En 1952, le rugby français fut frappé par l’une des crises plus terribles de son histoire. L’épisode est aujourd’hui largement oublié pourtant, cette année-là, le championnat de France faillit bien être supprimé. C’était, en tout cas, l’intention de la FFR, alors présidée par Alfred Eluère, promoteur immobilier et maire d’Hossegor. Comment a-t-on pu en arriver là ?

Pour bien comprendre cette situation, il faut avoir à l’esprit que le rugby était dominé par les nations britanniques, tenantes d’un amateurisme pur et dur. Elles n’appréciaient pas trop ce qu’il se passait dans les clubs français. Ils les soupçonnaient de rétribuer leurs joueurs en douce.

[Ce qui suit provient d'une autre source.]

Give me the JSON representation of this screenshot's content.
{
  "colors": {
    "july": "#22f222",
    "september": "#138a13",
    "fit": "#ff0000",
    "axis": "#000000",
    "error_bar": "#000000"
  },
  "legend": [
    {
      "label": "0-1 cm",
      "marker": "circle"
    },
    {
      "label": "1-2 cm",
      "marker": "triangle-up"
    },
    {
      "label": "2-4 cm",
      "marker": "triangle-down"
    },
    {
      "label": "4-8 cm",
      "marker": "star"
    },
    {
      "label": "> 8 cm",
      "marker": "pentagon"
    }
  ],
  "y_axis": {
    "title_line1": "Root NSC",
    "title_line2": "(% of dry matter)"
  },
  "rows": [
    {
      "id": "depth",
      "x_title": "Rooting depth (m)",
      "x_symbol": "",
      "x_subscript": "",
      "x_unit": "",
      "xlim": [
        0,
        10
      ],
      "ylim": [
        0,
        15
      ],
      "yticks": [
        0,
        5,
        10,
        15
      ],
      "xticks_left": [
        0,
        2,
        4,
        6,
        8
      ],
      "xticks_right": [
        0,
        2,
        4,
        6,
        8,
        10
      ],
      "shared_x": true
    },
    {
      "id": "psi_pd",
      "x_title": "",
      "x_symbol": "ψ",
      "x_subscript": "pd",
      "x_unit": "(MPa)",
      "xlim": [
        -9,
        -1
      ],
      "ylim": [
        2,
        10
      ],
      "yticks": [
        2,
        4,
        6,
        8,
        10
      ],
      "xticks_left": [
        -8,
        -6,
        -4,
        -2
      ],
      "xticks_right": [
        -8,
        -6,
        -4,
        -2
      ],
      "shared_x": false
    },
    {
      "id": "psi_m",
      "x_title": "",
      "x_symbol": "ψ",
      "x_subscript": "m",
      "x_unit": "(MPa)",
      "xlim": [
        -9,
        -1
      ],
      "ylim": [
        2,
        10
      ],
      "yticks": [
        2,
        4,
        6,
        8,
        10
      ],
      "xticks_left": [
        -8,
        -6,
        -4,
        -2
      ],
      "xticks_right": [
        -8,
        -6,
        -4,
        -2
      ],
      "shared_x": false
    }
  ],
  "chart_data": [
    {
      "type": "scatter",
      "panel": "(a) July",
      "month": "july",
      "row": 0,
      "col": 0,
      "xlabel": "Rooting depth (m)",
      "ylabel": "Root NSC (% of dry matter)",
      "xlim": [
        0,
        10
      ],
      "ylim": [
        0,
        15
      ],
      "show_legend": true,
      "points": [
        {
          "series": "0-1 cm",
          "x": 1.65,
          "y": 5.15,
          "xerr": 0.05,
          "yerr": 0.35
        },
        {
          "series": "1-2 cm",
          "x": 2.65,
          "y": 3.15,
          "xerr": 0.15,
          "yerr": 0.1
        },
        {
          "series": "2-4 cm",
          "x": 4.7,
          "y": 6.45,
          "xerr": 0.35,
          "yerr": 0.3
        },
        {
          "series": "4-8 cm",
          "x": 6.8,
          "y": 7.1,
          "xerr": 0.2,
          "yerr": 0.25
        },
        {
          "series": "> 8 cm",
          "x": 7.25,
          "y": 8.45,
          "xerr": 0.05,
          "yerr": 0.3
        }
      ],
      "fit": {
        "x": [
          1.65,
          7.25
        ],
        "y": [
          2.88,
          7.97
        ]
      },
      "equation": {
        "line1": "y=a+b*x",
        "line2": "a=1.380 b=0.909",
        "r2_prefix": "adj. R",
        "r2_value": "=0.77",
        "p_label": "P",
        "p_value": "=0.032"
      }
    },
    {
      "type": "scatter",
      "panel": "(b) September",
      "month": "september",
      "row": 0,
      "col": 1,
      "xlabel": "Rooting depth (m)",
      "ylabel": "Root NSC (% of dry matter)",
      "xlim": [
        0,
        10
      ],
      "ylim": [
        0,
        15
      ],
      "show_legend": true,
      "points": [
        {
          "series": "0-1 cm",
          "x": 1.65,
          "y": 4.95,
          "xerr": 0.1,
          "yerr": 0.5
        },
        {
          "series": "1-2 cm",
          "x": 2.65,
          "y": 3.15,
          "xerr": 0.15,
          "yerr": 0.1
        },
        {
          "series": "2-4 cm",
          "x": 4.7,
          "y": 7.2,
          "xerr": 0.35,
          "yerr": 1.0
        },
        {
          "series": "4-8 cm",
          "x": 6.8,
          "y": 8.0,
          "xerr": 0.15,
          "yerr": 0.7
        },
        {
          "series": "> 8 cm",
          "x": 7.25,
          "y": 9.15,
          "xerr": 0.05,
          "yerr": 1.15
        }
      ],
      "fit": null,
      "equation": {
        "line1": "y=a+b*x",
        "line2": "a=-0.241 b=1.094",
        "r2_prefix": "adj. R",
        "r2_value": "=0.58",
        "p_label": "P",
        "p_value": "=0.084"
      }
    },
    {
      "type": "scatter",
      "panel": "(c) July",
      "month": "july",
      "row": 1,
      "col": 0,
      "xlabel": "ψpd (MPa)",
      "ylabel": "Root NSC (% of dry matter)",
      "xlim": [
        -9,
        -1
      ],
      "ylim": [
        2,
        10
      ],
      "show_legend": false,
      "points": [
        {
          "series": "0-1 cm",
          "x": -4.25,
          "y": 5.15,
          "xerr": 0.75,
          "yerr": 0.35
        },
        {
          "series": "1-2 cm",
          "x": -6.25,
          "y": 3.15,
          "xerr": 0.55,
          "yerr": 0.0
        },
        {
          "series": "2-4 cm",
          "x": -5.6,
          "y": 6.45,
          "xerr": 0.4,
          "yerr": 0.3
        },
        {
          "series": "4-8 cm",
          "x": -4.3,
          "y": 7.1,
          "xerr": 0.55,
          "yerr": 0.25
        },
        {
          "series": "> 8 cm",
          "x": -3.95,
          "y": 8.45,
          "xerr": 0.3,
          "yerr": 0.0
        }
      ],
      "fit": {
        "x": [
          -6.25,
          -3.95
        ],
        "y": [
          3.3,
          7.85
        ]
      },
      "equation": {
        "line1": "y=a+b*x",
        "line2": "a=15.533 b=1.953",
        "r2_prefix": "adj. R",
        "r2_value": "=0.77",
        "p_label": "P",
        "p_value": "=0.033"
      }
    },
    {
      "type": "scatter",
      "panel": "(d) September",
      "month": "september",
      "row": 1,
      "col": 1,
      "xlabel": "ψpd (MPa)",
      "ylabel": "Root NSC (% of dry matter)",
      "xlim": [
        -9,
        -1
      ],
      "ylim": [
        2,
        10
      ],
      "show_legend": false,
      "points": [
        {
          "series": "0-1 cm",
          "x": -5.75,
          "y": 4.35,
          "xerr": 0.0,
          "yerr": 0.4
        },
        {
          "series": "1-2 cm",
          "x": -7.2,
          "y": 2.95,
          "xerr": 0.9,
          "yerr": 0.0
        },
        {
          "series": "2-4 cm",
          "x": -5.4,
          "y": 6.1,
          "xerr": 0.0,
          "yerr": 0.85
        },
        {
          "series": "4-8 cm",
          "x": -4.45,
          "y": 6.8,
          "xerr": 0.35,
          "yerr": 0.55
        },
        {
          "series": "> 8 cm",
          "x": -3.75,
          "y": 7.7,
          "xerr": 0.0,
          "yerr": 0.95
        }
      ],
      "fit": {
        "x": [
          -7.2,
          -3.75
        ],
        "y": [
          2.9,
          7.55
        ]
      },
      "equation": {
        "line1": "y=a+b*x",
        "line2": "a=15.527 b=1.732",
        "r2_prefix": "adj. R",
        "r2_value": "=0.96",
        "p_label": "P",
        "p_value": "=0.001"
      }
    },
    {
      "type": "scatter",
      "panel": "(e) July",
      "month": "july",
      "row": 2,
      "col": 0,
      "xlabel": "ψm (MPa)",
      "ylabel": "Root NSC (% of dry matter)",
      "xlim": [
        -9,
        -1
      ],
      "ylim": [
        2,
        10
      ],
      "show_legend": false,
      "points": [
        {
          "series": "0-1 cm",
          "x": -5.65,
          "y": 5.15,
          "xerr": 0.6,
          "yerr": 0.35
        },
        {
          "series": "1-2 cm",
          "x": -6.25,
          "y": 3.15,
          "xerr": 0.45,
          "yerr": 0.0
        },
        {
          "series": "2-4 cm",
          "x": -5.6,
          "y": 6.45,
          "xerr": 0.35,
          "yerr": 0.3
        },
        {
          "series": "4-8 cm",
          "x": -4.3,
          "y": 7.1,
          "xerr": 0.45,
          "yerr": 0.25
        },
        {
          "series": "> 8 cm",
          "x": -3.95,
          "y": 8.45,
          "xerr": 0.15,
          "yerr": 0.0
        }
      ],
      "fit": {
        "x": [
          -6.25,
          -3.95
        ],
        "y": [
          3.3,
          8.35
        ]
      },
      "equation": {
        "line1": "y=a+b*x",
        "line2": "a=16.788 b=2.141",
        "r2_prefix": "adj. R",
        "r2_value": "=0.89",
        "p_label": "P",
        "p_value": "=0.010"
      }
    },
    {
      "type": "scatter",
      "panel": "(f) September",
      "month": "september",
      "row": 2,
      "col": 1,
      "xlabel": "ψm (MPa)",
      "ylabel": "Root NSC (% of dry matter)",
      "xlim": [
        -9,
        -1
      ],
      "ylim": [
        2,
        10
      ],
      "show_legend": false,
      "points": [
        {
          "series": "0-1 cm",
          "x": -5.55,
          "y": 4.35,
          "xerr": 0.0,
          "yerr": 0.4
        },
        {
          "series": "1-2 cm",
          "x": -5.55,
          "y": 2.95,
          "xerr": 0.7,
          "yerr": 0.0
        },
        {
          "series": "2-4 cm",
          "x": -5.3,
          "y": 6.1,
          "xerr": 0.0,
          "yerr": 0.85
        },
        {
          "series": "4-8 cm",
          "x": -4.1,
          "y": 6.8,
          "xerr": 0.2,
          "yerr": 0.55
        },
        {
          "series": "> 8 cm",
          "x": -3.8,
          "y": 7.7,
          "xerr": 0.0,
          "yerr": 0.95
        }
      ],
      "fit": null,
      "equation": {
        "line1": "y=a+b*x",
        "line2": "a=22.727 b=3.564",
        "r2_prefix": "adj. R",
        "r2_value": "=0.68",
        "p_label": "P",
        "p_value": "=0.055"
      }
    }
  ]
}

Dans certaines cités industrieuses prospères (Castres, Lourdes, Romans, Lavelanet…) ou pourvues de mécènes, on ne se gênait pas pour recruter des talents formés ailleurs. En échange de quoi ?

Le président convoqué par l’IRB

Fin novembre 1951, le président de la FFR avait été invité à une réunion de l’International Board, programmée le 8 février à Dublin. Tout le monde avait compris que le pauvre Eluère allait subir une sévère admonestation. Et l’enjeu n’était pas mince car la FFR craignait comme la peste de voir les relations avec les Britanniques et les sudistes se dégrader, jusqu’à la rupture. Être privé de matchs contre les grandes nations, c’était une mort civile : adieu la recette des matchs du Tournoi, adieu l’exposition médiatique. Il y avait en plus un autre paramètre avec la montée en puissance du Treize. Il était fort dans ses années 50. Il était ouvertement professionnel. Un XV privé de contacts internationaux aurait été mangé par le XIII.

On sentait, en cet hiver 52, que le climat était très pesant. Le comité directeur de la FFR s’était réuni le 22 décembre 1951 pendant quatre heures, sans que l’on sache ce qu’il avait décidé. Après la réunion de février 1952, les Britanniques, avec un zeste de vice, annonçaient qu’ils étudieront le cas français le 14 mars à Edimbourg. Le jour dit, le secrétaire de l’IRB, M. Thrift choisit de ne rien dire, comme pour instiller le poison : "Nous communiquerons nos décisions à la FFR par La Poste. Nous ne ferons pas de déclaration avant lundi, afin que les dirigeants français n’apprennent pas nos décisions dans la presse." Eluère sue à grosses gouttes.

Les patrons du rugby hexagonal revoient le spectre des années 30, quand la France avait été virée du Tournoi purement et simplement. Personne ne voulait revivre ce cauchemar. Eluère révéla plus tard qu’à Dublin, l’IRB lui avait adressé un réquisitoire terrible sur le professionnalisme marron mais aussi la violence et le non-respect des arbitres. Il en était ressorti sonné.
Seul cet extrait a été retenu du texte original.